By Curt Schleier

CALIFORNICATION has gotten better as Hank Moody’s (David Duchovny) mojo returns. In fact, this latest episode blew me away on many levels.
The show’s premise is that Moody, a successful New York novelist moved to California after his book was purchased by a studio. In his mind at least the film that came out of it was a load of crap. Maybe it was the film, maybe it was California, maybe it was losing his longtime girlfriend and their daughter, but somewhere along the way Hank lost his desire and/or ability to write. So he’s been kind of vegetating, compensating by bedding women left and right.

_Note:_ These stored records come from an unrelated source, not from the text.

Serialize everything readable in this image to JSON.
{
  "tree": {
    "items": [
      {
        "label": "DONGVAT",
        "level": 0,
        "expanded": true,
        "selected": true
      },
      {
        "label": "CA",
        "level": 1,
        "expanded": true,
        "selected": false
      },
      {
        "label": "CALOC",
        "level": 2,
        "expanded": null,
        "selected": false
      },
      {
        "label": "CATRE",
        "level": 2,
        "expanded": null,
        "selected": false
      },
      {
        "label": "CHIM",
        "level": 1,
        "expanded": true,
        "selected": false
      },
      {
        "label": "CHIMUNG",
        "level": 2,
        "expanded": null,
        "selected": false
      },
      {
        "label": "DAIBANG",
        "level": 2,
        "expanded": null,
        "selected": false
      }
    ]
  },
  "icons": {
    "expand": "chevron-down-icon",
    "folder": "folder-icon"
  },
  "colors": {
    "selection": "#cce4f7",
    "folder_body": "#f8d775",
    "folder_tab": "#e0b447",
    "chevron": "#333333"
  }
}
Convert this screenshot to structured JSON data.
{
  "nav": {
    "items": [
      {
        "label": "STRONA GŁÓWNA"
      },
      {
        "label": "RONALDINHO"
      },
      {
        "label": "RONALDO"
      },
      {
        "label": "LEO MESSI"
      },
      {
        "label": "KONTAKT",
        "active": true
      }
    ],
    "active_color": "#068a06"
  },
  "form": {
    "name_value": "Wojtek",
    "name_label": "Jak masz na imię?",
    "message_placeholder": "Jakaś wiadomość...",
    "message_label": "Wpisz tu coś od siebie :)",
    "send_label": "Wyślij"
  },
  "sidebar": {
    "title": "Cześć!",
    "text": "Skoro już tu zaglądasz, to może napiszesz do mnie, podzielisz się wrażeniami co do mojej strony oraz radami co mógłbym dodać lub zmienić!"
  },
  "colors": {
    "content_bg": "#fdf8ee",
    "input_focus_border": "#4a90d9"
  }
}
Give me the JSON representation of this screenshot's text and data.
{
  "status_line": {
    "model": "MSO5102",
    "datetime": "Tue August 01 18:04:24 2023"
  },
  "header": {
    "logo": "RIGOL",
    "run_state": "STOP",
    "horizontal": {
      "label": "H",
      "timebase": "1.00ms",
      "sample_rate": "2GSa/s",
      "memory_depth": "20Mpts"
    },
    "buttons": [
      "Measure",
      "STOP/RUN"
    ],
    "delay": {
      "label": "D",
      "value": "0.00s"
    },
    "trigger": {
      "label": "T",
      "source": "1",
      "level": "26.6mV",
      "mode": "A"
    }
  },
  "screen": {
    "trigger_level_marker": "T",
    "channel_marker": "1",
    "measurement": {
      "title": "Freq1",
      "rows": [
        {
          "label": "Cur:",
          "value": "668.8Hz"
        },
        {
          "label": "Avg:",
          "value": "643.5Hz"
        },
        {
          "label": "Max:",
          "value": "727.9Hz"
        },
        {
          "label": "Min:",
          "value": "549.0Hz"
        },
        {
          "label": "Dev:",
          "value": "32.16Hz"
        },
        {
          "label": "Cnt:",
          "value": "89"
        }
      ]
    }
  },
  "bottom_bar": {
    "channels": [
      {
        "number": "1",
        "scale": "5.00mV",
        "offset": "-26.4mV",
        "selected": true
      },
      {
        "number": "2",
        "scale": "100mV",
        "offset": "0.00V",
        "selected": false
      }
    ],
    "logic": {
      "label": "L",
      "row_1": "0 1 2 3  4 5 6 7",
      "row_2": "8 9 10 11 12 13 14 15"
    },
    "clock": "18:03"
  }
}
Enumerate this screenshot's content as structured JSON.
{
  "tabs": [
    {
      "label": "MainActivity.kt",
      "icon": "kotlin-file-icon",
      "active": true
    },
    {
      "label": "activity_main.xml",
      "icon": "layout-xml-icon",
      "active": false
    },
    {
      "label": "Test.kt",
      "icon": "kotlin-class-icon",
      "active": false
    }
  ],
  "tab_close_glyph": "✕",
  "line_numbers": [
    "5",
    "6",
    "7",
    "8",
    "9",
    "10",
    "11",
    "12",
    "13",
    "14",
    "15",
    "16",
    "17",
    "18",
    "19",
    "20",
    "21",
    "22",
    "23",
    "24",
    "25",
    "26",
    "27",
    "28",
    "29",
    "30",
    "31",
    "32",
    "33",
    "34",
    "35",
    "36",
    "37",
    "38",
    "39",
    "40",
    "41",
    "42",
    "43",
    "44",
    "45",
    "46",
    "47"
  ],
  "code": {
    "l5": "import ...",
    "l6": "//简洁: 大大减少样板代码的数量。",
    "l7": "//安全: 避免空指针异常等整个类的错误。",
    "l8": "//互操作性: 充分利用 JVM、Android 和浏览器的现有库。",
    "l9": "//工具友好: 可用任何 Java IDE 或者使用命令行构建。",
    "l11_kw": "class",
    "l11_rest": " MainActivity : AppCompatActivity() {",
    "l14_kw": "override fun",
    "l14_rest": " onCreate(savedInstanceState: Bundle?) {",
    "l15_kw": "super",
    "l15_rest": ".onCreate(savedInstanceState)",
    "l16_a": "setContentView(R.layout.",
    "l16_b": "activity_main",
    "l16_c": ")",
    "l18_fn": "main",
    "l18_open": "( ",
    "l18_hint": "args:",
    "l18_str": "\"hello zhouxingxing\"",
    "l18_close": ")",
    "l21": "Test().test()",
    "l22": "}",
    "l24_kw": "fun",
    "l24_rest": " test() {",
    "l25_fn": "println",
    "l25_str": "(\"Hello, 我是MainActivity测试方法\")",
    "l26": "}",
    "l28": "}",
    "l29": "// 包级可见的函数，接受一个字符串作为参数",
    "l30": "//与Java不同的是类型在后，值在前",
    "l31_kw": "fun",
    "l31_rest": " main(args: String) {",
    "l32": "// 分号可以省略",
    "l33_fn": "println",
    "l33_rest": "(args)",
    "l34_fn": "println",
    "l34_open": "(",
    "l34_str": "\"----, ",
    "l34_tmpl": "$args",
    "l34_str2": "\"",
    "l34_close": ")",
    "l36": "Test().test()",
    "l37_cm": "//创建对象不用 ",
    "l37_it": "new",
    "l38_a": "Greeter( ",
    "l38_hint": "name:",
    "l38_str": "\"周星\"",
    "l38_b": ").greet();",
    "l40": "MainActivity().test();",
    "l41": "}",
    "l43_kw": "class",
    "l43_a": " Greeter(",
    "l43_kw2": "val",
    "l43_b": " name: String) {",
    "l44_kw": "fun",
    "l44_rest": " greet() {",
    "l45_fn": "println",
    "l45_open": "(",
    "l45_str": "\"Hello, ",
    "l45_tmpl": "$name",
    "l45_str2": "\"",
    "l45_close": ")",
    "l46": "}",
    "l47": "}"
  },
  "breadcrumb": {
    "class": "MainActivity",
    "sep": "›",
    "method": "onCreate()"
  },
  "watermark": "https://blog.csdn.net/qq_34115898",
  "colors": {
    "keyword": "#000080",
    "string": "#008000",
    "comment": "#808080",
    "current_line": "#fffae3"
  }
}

It’s a great idea for a show, but one that could easily go south. At some point, Moody could have transformed from a sympathetic figure to a loser, and who wants to watch a show about a loser? Fortunately that hasn’t happened. While he still isn’t writing novels, Hank has begun to blog and that alone has added a positive aura around him.
It’s important because the success of CALIFORNICATION really rests on Moody’s appeal. And he certainly is appealing. Women find him irresistible. What man hasn’t imagined that happening? I mean you of course. I don’t have to imagine.
He’s a man’s man. When he learns some a-hole called his former girlfriend the “C” word, Hank decks him. What guy hasn’t dreamt of doing that? Again I mean you.
And it’s not just the bed and brawn. He’s also a great father, honestly, and if I wasn’t watching him I’d want to be his friend.
In this episode, Meredith, his latest girlfriend, talks Hank into attending a fund raiser. Interestingly, her former boyfriend, the married co-worker she’d been with for five years is there, hardly coincidence. While the two of them go off to fetch drinks, married guy’s wife makes a pass at Hank and asks if he understands.
“It’s hard not to know what you mean, especially when you’re being so subtle about it,” he responds. How can you not love a guy who responds with a kind of tongue-in-cheek cockiness that you can’t get angry at?
This episode is particularly well done because it spends more time with some of the characters who have been more on the periphery of the show. And the more we get to know them, the less the show will have to depend on Hank.
Becca (Madeleine Martin), Moody’s daughter, is home with her soon-to-be step-sister Mia (Madeline Zima). She’s a smart, tough New York City girl who is totally aware of what’s going on around her. “I want to be a 40-year-old virgin,” she says. “Once you’ve been laid basically your life turns to shit.” It is a perceptive, intelligent remark that is dead solid perfect coming out of her mouth. And it is typical of the perceptive, intelligent writing that has been a hall mark of the show since its premiere.
There’s another well written moment that struck me. After the fund raiser, Hank’s former girlfriend Karen (Natasha McElhone) comes home and goes into Becca’s room to kiss her good night. Becca wants Karen and Hank to get together again – and so does Hank, for that matter. “Do you love dad,” Becca asks.
Yes, Karen answers, “but not in the butterflies in the stomach way we love Johnny Depp.”
Then she goes on to describe the virtues of her fiancé Bill (Damian Young), Mia’s father: he’s a great guy who is dependable. And it doesn’t sound so much as she’s selling Becca as much as she’s selling herself.
Karen and Hank clearly belong together. Will it happen? You gotta come back for more.